Durrett C
Year:
2001
Bibliographic info:
USA, Home Energy, November/December 2001, pp 24-29.

Cohousing communities balance the traditional advantages of home ownership with the benefits of shared common facilities and ongoing connections wit neighbours. The communities consists of private dwellings with their own kitchens, living-dining rooms, and so on. Residents also have common facilities, such as a dining room, a community kitchen, lounges, meeting rooms, a laundry room, recreation facilities, a library, workshops, or a childcare area. The typical cohousing community has 12 to 40 attached single-family homes arranged along a pedestrian street or clustered around a shared courtyard.
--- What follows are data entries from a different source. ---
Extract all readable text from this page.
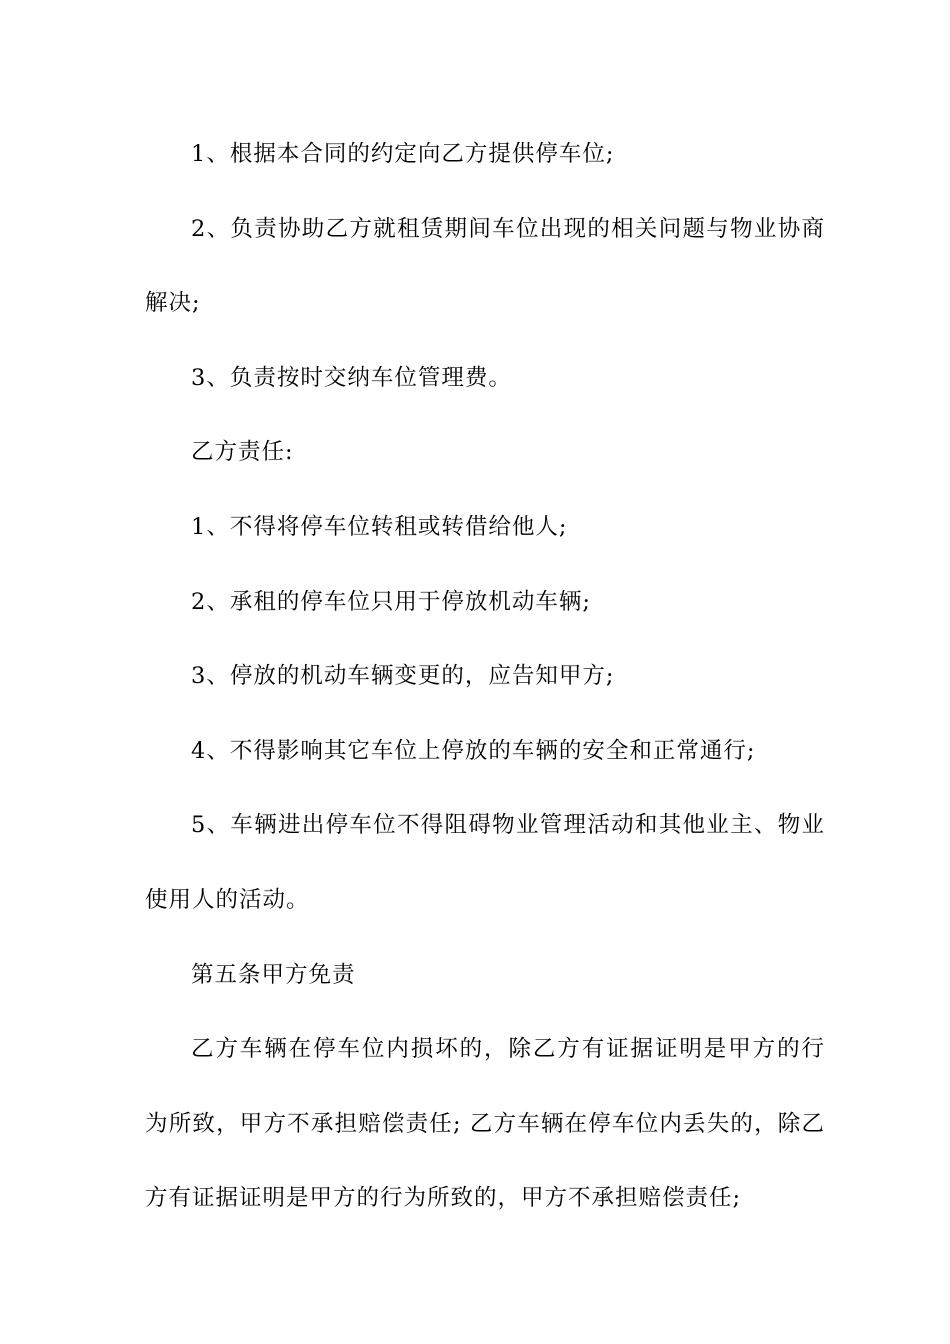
1、根据本合同的约定向乙方提供停车位;

2、负责协助乙方就租赁期间车位出现的相关问题与物业协商解决;

3、负责按时交纳车位管理费。

乙方责任:

1、不得将停车位转租或转借给他人;

2、承租的停车位只用于停放机动车辆;

3、停放的机动车辆变更的，应告知甲方;

4、不得影响其它车位上停放的车辆的安全和正常通行;

5、车辆进出停车位不得阻碍物业管理活动和其他业主、物业使用人的活动。

第五条甲方免责

乙方车辆在停车位内损坏的，除乙方有证据证明是甲方的行为所致，甲方不承担赔偿责任; 乙方车辆在停车位内丢失的，除乙方有证据证明是甲方的行为所致的，甲方不承担赔偿责任;
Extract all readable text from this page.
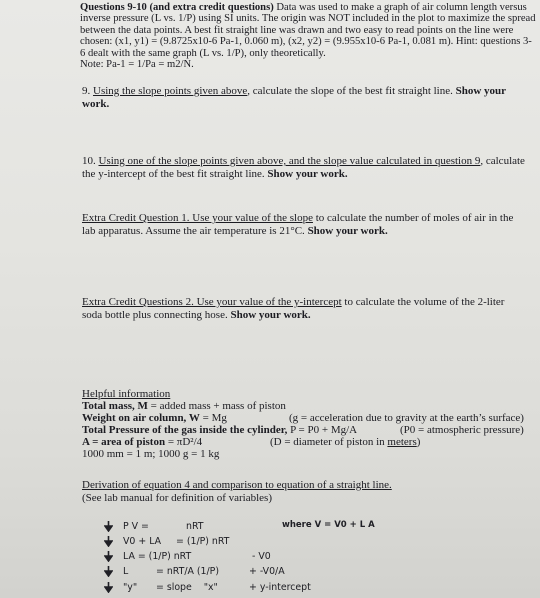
Questions 9-10 (and extra credit questions) Data was used to make a graph of air column length versus inverse pressure (L vs. 1/P) using SI units. The origin was NOT included in the plot to maximize the spread between the data points. A best fit straight line was drawn and two easy to read points on the line were chosen: (x1, y1) = (9.8725x10-6 Pa-1, 0.060 m), (x2, y2) = (9.955x10-6 Pa-1, 0.081 m). Hint: questions 3-6 dealt with the same graph (L vs. 1/P), only theoretically.
Note: Pa-1 = 1/Pa = m2/N.
9. Using the slope points given above, calculate the slope of the best fit straight line. Show your work.
10. Using one of the slope points given above, and the slope value calculated in question 9, calculate the y-intercept of the best fit straight line. Show your work.
Extra Credit Question 1. Use your value of the slope to calculate the number of moles of air in the lab apparatus. Assume the air temperature is 21°C. Show your work.
Extra Credit Questions 2. Use your value of the y-intercept to calculate the volume of the 2-liter soda bottle plus connecting hose. Show your work.
Helpful information
Total mass, M = added mass + mass of piston
Weight on air column, W = Mg	(g = acceleration due to gravity at the earth’s surface)
Total Pressure of the gas inside the cylinder, P = P0 + Mg/A	(P0 = atmospheric pressure)
A = area of piston = πD²/4	(D = diameter of piston in meters)
1000 mm = 1 m; 1000 g = 1 kg
Derivation of equation 4 and comparison to equation of a straight line.
(See lab manual for definition of variables)
where V = V0 + L A
P V =	nRT
V0 + LA = (1/P) nRT
LA = (1/P) nRT	- V0
L	= nRT/A (1/P)	+ -V0/A
"y" = slope    "x"	+ y-intercept
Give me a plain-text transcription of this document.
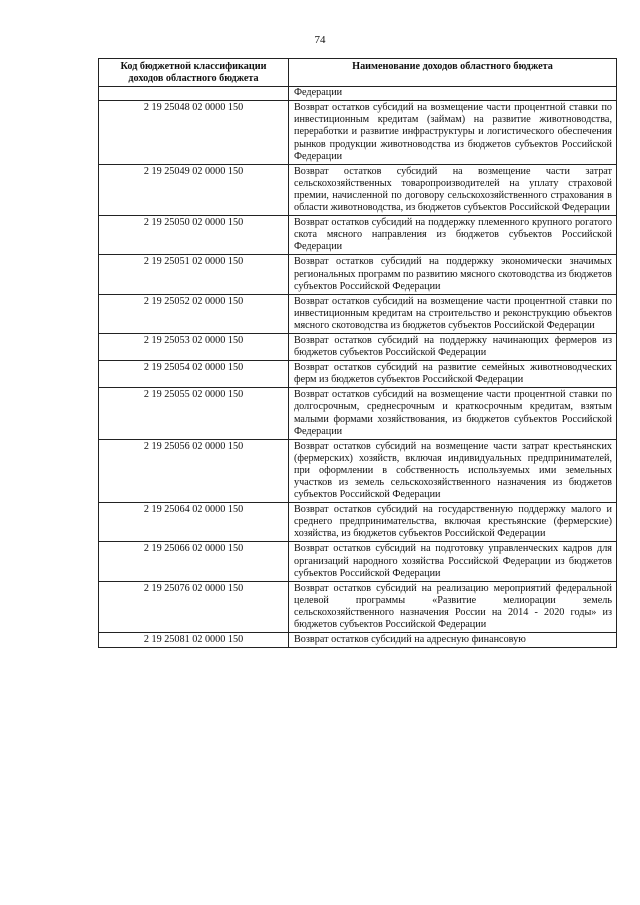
74
Код бюджетной классификации доходов областного бюджета	Наименование доходов областного бюджета
	Федерации
2 19 25048 02 0000 150	Возврат остатков субсидий на возмещение части процентной ставки по инвестиционным кредитам (займам) на развитие животноводства, переработки и развитие инфраструктуры и логистического обеспечения рынков продукции животноводства из бюджетов субъектов Российской Федерации
2 19 25049 02 0000 150	Возврат остатков субсидий на возмещение части затрат сельскохозяйственных товаропроизводителей на уплату страховой премии, начисленной по договору сельскохозяйственного страхования в области животноводства, из бюджетов субъектов Российской Федерации
2 19 25050 02 0000 150	Возврат остатков субсидий на поддержку племенного крупного рогатого скота мясного направления из бюджетов субъектов Российской Федерации
2 19 25051 02 0000 150	Возврат остатков субсидий на поддержку экономически значимых региональных программ по развитию мясного скотоводства из бюджетов субъектов Российской Федерации
2 19 25052 02 0000 150	Возврат остатков субсидий на возмещение части процентной ставки по инвестиционным кредитам на строительство и реконструкцию объектов мясного скотоводства из бюджетов субъектов Российской Федерации
2 19 25053 02 0000 150	Возврат остатков субсидий на поддержку начинающих фермеров из бюджетов субъектов Российской Федерации
2 19 25054 02 0000 150	Возврат остатков субсидий на развитие семейных животноводческих ферм из бюджетов субъектов Российской Федерации
2 19 25055 02 0000 150	Возврат остатков субсидий на возмещение части процентной ставки по долгосрочным, среднесрочным и краткосрочным кредитам, взятым малыми формами хозяйствования, из бюджетов субъектов Российской Федерации
2 19 25056 02 0000 150	Возврат остатков субсидий на возмещение части затрат крестьянских (фермерских) хозяйств, включая индивидуальных предпринимателей, при оформлении в собственность используемых ими земельных участков из земель сельскохозяйственного назначения из бюджетов субъектов Российской Федерации
2 19 25064 02 0000 150	Возврат остатков субсидий на государственную поддержку малого и среднего предпринимательства, включая крестьянские (фермерские) хозяйства, из бюджетов субъектов Российской Федерации
2 19 25066 02 0000 150	Возврат остатков субсидий на подготовку управленческих кадров для организаций народного хозяйства Российской Федерации из бюджетов субъектов Российской Федерации
2 19 25076 02 0000 150	Возврат остатков субсидий на реализацию мероприятий федеральной целевой программы «Развитие мелиорации земель сельскохозяйственного назначения России на 2014 - 2020 годы» из бюджетов субъектов Российской Федерации
2 19 25081 02 0000 150	Возврат остатков субсидий на адресную финансовую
By sharing common facilities, residents often cut down on the energy, resources and overall space required to house, feed and provide amenities for families. Cites an example of 12 families moving from single family homes having realised an average 75% drop in their annual energy bills. The Pleasant Hill community reduces energy use by having no electric air conditioning, in an area with over 1,000 cooling degree days. Passive techniques are emphasised. There is extensive use of window shading and cross ventilation, wide overhangs, a Polar ply radiant barrier which greatly reduces solar heat gain from the roof, corrugated metal roofing, dissipating heat rapidly and allowing for natural ventilation, low-e windows, thicker and denser gypsum board which adds a thin thermal mass storing solar energy in winter and allowing night cooling in summer, lightweight concrete floors. Other passive heating/cooling techniques non-standard in production houses were: extensive natural lighting, dual-purpose water heater; efficient water fixtures; efficient lighting; wet-blown cellulose insulation providing insulation levels of R-22 in the walls and R-38 in the ceilings; perimeter insulation to guard against slab edge heat loss. Other features are based on the philosophy of 'smaller, simpler, less' - no refuse disposal to encourage recycling; no fireplaces to aid air sealing; and the houses are much smaller than the average US home. Efficient, open plans and the large shared common house allow for an average private unit of 1,230 ft2. The community goals of sharing also help reduce car trips and redundant appliances, e.g. use of lawnmowers. The common house is designed with a passive cooling tower.